Prolapse is when gravity pulls down an organ or part of an organ as a result of the release of its means of fixity. Genital prolapse involves the pelvic organs like the uterus, bladder and rectum. It is a common disease in older women.
A BIT OF VOCABULARY:
-Cystocele:it is a bladder prolapse . This occurs when the bladder wall pushes into the vagina. -Hysterocele: it is a uterine prolapse.-RECTCELE It is rectal prolapse .This occurs when the rectum pushes into the vagina.
The risk factors are:
The main risk factors are:-multiparity-menopause (hormone deficiency) causing atrophy of supporting tissues-the vaginal delivery of child macrosomia (weight above normal)-births by instrumental extraction (spatulas, forceps)-deliveries by obstetric maneuvers-obesity-chronic constipation and former because of increased abdominal pressure-history of pelvic surgery.
DIAGNOSIS:
The diagnosis is mainly clinical. During the consultation, the patient is examined initially in the gynecological position, full bladder at rest and during exertion of pressure (eg cough). In a second step, the patient is examined standing.

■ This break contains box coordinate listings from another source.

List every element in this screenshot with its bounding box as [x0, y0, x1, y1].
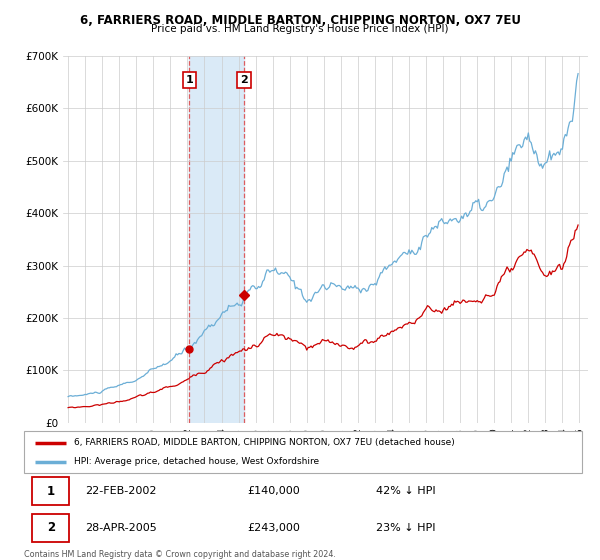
Text: £243,000: £243,000 [247, 523, 300, 533]
Text: 6, FARRIERS ROAD, MIDDLE BARTON, CHIPPING NORTON, OX7 7EU (detached house): 6, FARRIERS ROAD, MIDDLE BARTON, CHIPPIN… [74, 438, 455, 447]
FancyBboxPatch shape [32, 514, 68, 542]
Text: 42% ↓ HPI: 42% ↓ HPI [376, 487, 435, 496]
Text: Contains HM Land Registry data © Crown copyright and database right 2024.
This d: Contains HM Land Registry data © Crown c… [24, 550, 336, 560]
FancyBboxPatch shape [24, 431, 582, 473]
Text: HPI: Average price, detached house, West Oxfordshire: HPI: Average price, detached house, West… [74, 458, 319, 466]
Text: 1: 1 [185, 75, 193, 85]
Text: £140,000: £140,000 [247, 487, 300, 496]
Text: 2: 2 [240, 75, 248, 85]
Text: 23% ↓ HPI: 23% ↓ HPI [376, 523, 435, 533]
Text: 2: 2 [47, 521, 55, 534]
Bar [190, 56, 244, 423]
Text: 6, FARRIERS ROAD, MIDDLE BARTON, CHIPPING NORTON, OX7 7EU: 6, FARRIERS ROAD, MIDDLE BARTON, CHIPPIN… [79, 14, 521, 27]
Text: 22-FEB-2002: 22-FEB-2002 [85, 487, 157, 496]
Text: Price paid vs. HM Land Registry's House Price Index (HPI): Price paid vs. HM Land Registry's House … [151, 24, 449, 34]
FancyBboxPatch shape [32, 477, 68, 505]
Text: 1: 1 [47, 485, 55, 498]
Text: 28-APR-2005: 28-APR-2005 [85, 523, 157, 533]
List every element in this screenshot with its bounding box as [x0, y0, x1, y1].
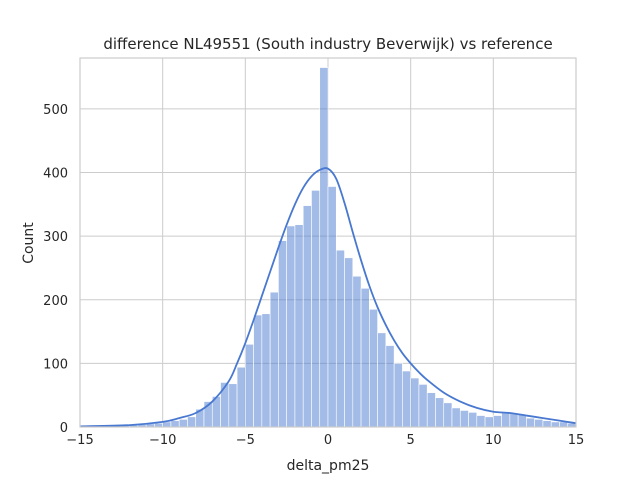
y-tick-labels: 0 100 200 300 400 500 [43, 103, 68, 436]
histogram-bar [468, 412, 478, 428]
x-tick-label: 15 [568, 433, 585, 448]
histogram-bar [418, 384, 428, 428]
y-tick-label: 100 [43, 357, 68, 372]
histogram-bar [245, 343, 254, 428]
histogram-bar [294, 224, 304, 428]
histogram-bar [253, 314, 263, 428]
histogram-bar [286, 225, 296, 428]
histogram-bar [501, 411, 511, 428]
histogram-bar [162, 421, 172, 428]
histogram-bar [493, 415, 502, 428]
histogram-bar [559, 421, 569, 428]
histogram-bar [426, 392, 436, 428]
x-tick-label: −10 [149, 433, 176, 448]
histogram-bar [484, 416, 494, 428]
histogram-bar [170, 420, 180, 428]
histogram-bar [369, 309, 378, 428]
y-tick-label: 500 [43, 103, 68, 118]
y-tick-label: 200 [43, 294, 68, 309]
histogram-bar [476, 415, 486, 428]
histogram-bar [311, 190, 321, 428]
histogram-bar [261, 313, 271, 428]
kde-line [79, 167, 577, 428]
histogram-bar [402, 370, 411, 428]
histogram-bar [352, 275, 362, 428]
histogram-bar [228, 383, 238, 428]
histogram-bar [335, 249, 345, 428]
histogram-bar [187, 416, 197, 428]
histogram-bar [509, 412, 519, 428]
histogram-bar [360, 288, 370, 428]
histogram-bar [393, 363, 403, 428]
histogram-bar [443, 402, 453, 428]
x-tick-label: −5 [236, 433, 255, 448]
x-tick-label: 5 [407, 433, 415, 448]
histogram-bar [385, 345, 395, 428]
histogram-bar [236, 366, 246, 428]
chart-title: difference NL49551 (South industry Bever… [103, 35, 552, 53]
x-tick-label: −15 [66, 433, 93, 448]
bars [79, 67, 577, 428]
histogram-bar [542, 420, 552, 428]
plot-frame [79, 57, 577, 428]
histogram-bar [435, 397, 445, 428]
histogram-bar [319, 67, 329, 428]
y-tick-label: 0 [60, 421, 68, 436]
histogram-bar [269, 291, 279, 428]
x-axis-label: delta_pm25 [287, 458, 370, 474]
histogram-bar [550, 421, 560, 428]
histogram-bar [410, 377, 420, 428]
histogram-bar [220, 382, 230, 428]
histogram-bar [344, 257, 354, 428]
x-tick-label: 0 [324, 433, 332, 448]
histogram-bar [526, 417, 535, 428]
histogram-bar [377, 332, 387, 428]
x-tick-labels: −15 −10 −5 0 5 10 15 [66, 433, 584, 448]
histogram-bar [327, 186, 337, 428]
histogram-bar [178, 419, 188, 428]
y-tick-label: 400 [43, 167, 68, 182]
histogram-bar [534, 419, 544, 428]
histogram-bar [459, 410, 469, 428]
x-tick-label: 10 [485, 433, 502, 448]
y-tick-label: 300 [43, 230, 68, 245]
histogram-bar [278, 240, 287, 428]
histogram-bar [302, 205, 312, 428]
y-axis-label: Count [21, 222, 37, 264]
histogram-bar [451, 407, 461, 428]
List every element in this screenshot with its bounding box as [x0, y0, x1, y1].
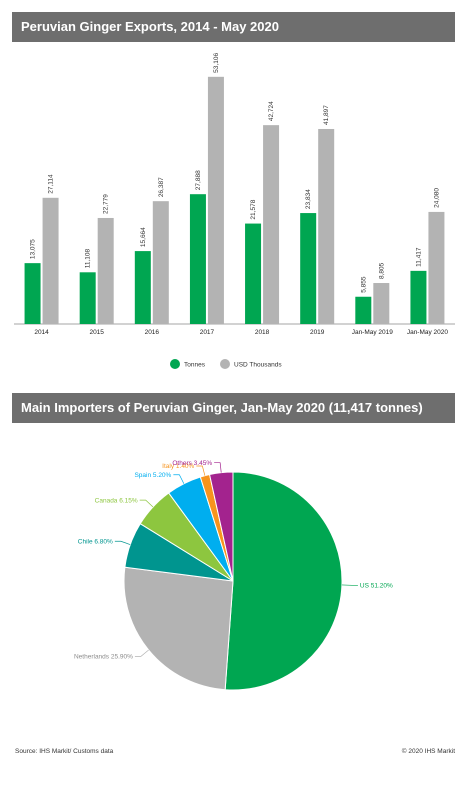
x-tick-label: 2015	[89, 329, 104, 336]
bar-tonnes	[134, 251, 151, 324]
data-label: 24,080	[433, 188, 440, 208]
pie-slice-us	[224, 471, 343, 691]
pie-chart: US 51.20% Netherlands 25.90% Chile 6.80% Ca…	[74, 460, 393, 691]
x-tick-label: 2016	[145, 329, 160, 336]
leader-line	[139, 499, 154, 508]
bar-usd-thousands	[318, 128, 335, 324]
data-label: 23,834	[305, 189, 312, 209]
data-label: 27,114	[48, 174, 55, 194]
leader-line	[173, 474, 185, 484]
data-label: 15,664	[140, 227, 147, 247]
pie-chart-title: Main Importers of Peruvian Ginger, Jan-M…	[12, 393, 455, 423]
bar-tonnes	[79, 272, 96, 324]
x-tick-label: 2017	[200, 329, 215, 336]
slice-label: Canada 6.15%	[95, 497, 138, 504]
leader-line	[114, 540, 131, 545]
bar-usd-thousands	[152, 201, 169, 324]
x-tick-label: 2014	[34, 329, 49, 336]
bar-usd-thousands	[207, 76, 224, 325]
slice-label: Netherlands 25.90%	[74, 654, 133, 661]
bar-usd-thousands	[428, 211, 445, 324]
legend-label: Tonnes	[184, 362, 206, 369]
data-label: 42,724	[268, 101, 275, 121]
data-label: 27,888	[195, 170, 202, 190]
leader-line	[196, 465, 206, 476]
slice-label: Others 3.45%	[172, 460, 212, 467]
data-label: 41,897	[323, 105, 330, 125]
data-label: 26,387	[158, 177, 165, 197]
data-label: 5,855	[360, 276, 367, 293]
x-tick-label: Jan-May 2019	[352, 329, 394, 336]
slice-label: US 51.20%	[360, 582, 393, 589]
data-label: 22,779	[103, 194, 110, 214]
bar-tonnes	[24, 263, 41, 324]
data-label: 53,106	[213, 53, 220, 73]
data-label: 21,578	[250, 199, 257, 219]
bar-usd-thousands	[97, 217, 114, 324]
leader-line	[134, 649, 149, 657]
x-tick-label: 2019	[310, 329, 325, 336]
leader-line	[214, 462, 222, 473]
x-tick-label: Jan-May 2020	[407, 329, 449, 336]
legend-marker	[170, 359, 180, 369]
bar-usd-thousands	[42, 197, 59, 324]
bar-tonnes	[410, 270, 427, 324]
bar-chart-title: Peruvian Ginger Exports, 2014 - May 2020	[12, 12, 455, 42]
source-note: Source: IHS Markit/ Customs data	[15, 748, 114, 755]
data-label: 8,805	[378, 262, 385, 279]
data-label: 13,075	[30, 239, 37, 259]
pie-slice-others	[208, 471, 234, 582]
bar-tonnes	[355, 296, 372, 324]
x-tick-label: 2018	[255, 329, 270, 336]
legend-marker	[220, 359, 230, 369]
bar-usd-thousands	[263, 125, 280, 325]
legend-label: USD Thousands	[234, 362, 282, 369]
slice-label: Italy 1.40%	[162, 463, 194, 470]
bar-tonnes	[300, 213, 317, 324]
bar-tonnes	[245, 223, 262, 324]
copyright-note: © 2020 IHS Markit	[401, 748, 455, 755]
slice-label: Chile 6.80%	[78, 538, 113, 545]
bar-chart: 13,075 27,114 2014 11,108 22,779 2015 15,664 26…	[14, 53, 455, 369]
data-label: 11,417	[415, 247, 422, 267]
slice-label: Spain 5.20%	[134, 472, 171, 479]
bar-tonnes	[189, 194, 206, 324]
bar-usd-thousands	[373, 283, 390, 324]
pie-slice-netherlands	[123, 566, 234, 691]
data-label: 11,108	[85, 249, 92, 269]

Thus, this comprehensive rexamination can:-diagnose the prolapse-specify the type of prolapse and anatomical structures involved-search for associated stress urinary incontinence.Note that a prolapse can be of one, several or all 3 floors of the perineum. Some additional tests should be performed as a pelvic ultrasound will evaluate the uterine volume and seek a pathology of the uterus or ovaries and uro-dynamic balance that will search and identify potential associated urinary problems After this initial treatment, we will be able to specify the stage of prolapse:-STAGE 1: intravaginal prolapse-STAGE 2:lower part of vagina prolapse-STAGE 3: extra-vulvar prolapse
TREATMENT :
It depends on the discomfort, associated disorders including urinary, age and general condition of the patient.There is no urgency to treat genital prolapse. It is a functional pathology. Also, no treatment is necessary in an elderly woman, with an old prolapse which is well tolerated.Otherwise, there are 2 types of treatment: :-Medical Treatment: :-The dietary guidelines: the fight against obesity, regulation of transit, lifestyle -Hormone replacement therapy (in the absence of contraindications) that will allow a struggle against the atrophy of muscle and mucocutaneous-Pelvi-perineal re-education which will strengthen the perineal floor muscles-Surgical treatment: :-A prolapse under general anesthesia can be performed in the operating room.